Door de verdediging van Thom de Groot, een biologische boer te Goatum (nabij Grou), is heden in hoger beroep bij het gerechtshof in Leeuwarden bepleit het openbaar ministerie niet-ontvankelijk te verklaren. Een tegenonderzoek naar de watermonsters is ten onrechte gefrustreerd.
Onze cliënt wordt verweten in 2008 vanaf een mestbult hemelwater te hebben laten afvloeien naar een sloot. Uit analyse van monsters van slootwater bleek nadien dat de sloot verontreinigd was met onder meer stikstof en ammonium..

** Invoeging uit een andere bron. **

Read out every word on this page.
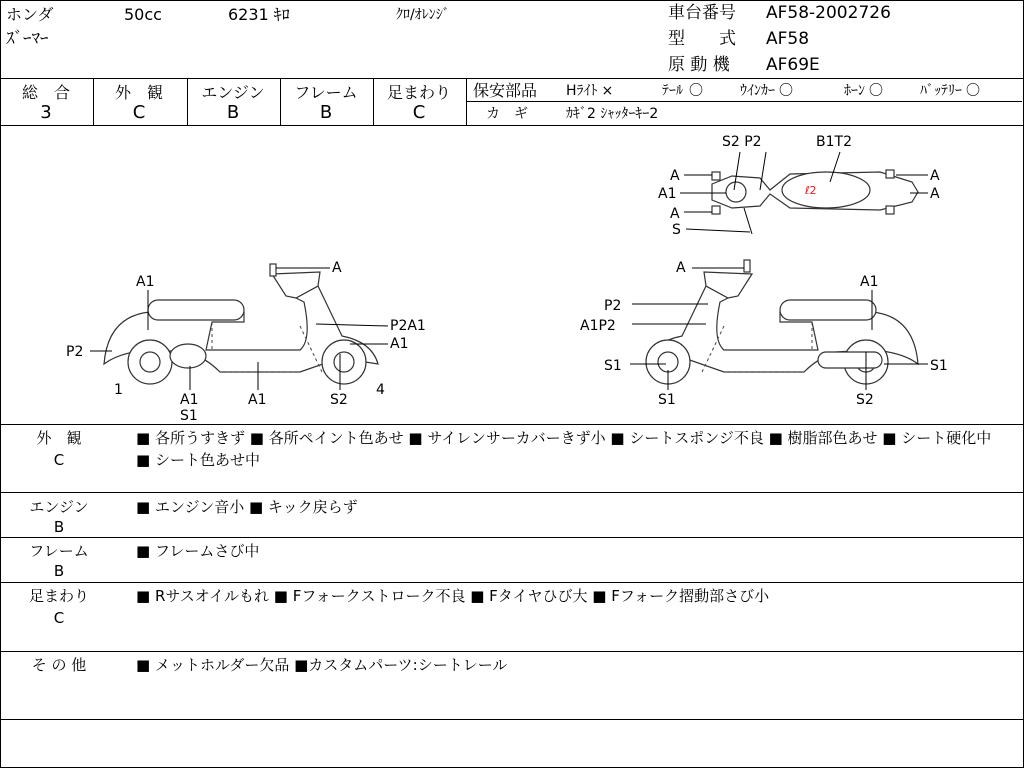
ホンダ	50cc	6231 ｷﾛ	ｸﾛ/ｵﾚﾝｼﾞ
ｽﾞｰﾏｰ
車台番号 AF58-2002726
型　　式 AF58
原 動 機 AF69E
総　合
3
外　観
C
エンジン
B
フレーム
B
足まわり
C
保安部品 Hﾗｲﾄ ×	ﾃｰﾙ 〇	ｳｲﾝｶｰ 〇	ﾎｰﾝ 〇	ﾊﾞｯﾃﾘｰ 〇
カ　ギ	ｶｷﾞ2 ｼｬｯﾀｰｷｰ2
ℓ2
S2 P2	B1T2
A
A1
A
S
A
A
A
A1
P2A1
A1
P2
1
A1
S1
A1	S2
4
A
A1
P2
A1P2
S1	S1
S1	S2
外　観
C
■ 各所うすきず ■ 各所ペイント色あせ ■ サイレンサーカバーきず小 ■ シートスポンジ不良 ■ 樹脂部色あせ ■ シート硬化中 ■ シート色あせ中
エンジン
B
■ エンジン音小 ■ キック戻らず
フレーム
B
■ フレームさび中
足まわり
C
■ Rサスオイルもれ ■ Fフォークストローク不良 ■ Fタイヤひび大 ■ Fフォーク摺動部さび小
そ の 他	■ メットホルダー欠品 ■カスタムパーツ:シートレール
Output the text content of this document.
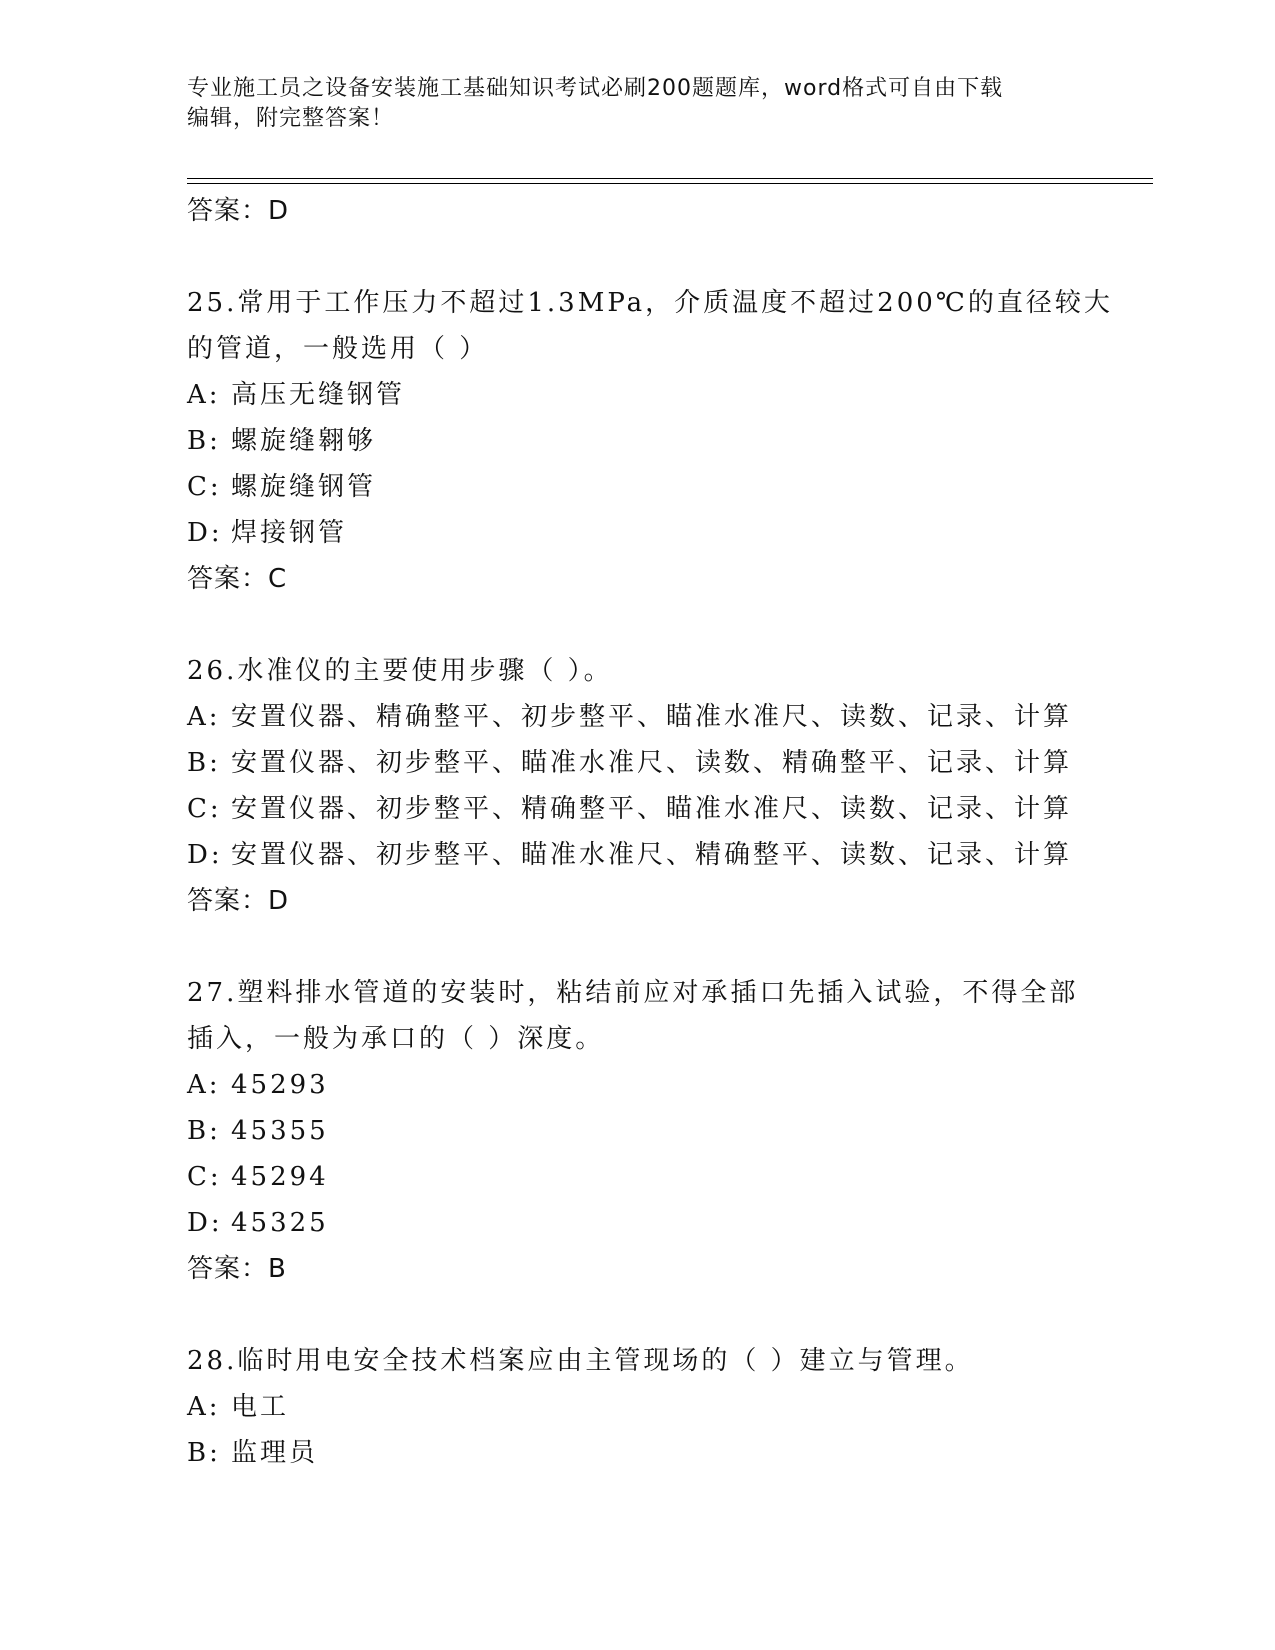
专业施工员之设备安装施工基础知识考试必刷200题题库，word格式可自由下载
编辑，附完整答案！
答案：D
25.常用于工作压力不超过1.3MPa，介质温度不超过200℃的直径较大
的管道，一般选用（ ）
A: 高压无缝钢管
B: 螺旋缝翱够
C: 螺旋缝钢管
D: 焊接钢管
答案：C
26.水准仪的主要使用步骤（ ）。
A: 安置仪器、精确整平、初步整平、瞄准水准尺、读数、记录、计算
B: 安置仪器、初步整平、瞄准水准尺、读数、精确整平、记录、计算
C: 安置仪器、初步整平、精确整平、瞄准水准尺、读数、记录、计算
D: 安置仪器、初步整平、瞄准水准尺、精确整平、读数、记录、计算
答案：D
27.塑料排水管道的安装时，粘结前应对承插口先插入试验，不得全部
插入，一般为承口的（ ）深度。
A: 45293
B: 45355
C: 45294
D: 45325
答案：B
28.临时用电安全技术档案应由主管现场的（ ）建立与管理。
A: 电工
B: 监理员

Raadsman mr. Tjalling van der Goot stelde dat de belangen van zijn cliënt op een eerlijke procesvoering grovelijk waren veronachtzaamd. Direct na de monsterneming liet zijn cliënt de opsporingsambtenaren weten dat hij een tegenonderzoek wilde laten verrichten indien de resultaten van de analyse hiertoe aanleiding zouden geven. Omdat de analyse van de watermonsters cruciaal zijn voor het bewijs, bestond er voor cliënt een recht om een tegenonderzoek te laten verrichten. De resultaten werden cliënt echter pas vier maanden later medegedeeld. Op dat moment is onderzoek aan de watermonsters niet meer betrouwbaar omdat de samenstelling van het water snel verandert. Ook uit de Aanwijzing van het openbaar ministerie is af te leiden dat een verdachte snel van de resultaten op de hoogte moet worden gebracht, hetgeen niet is gebeurd.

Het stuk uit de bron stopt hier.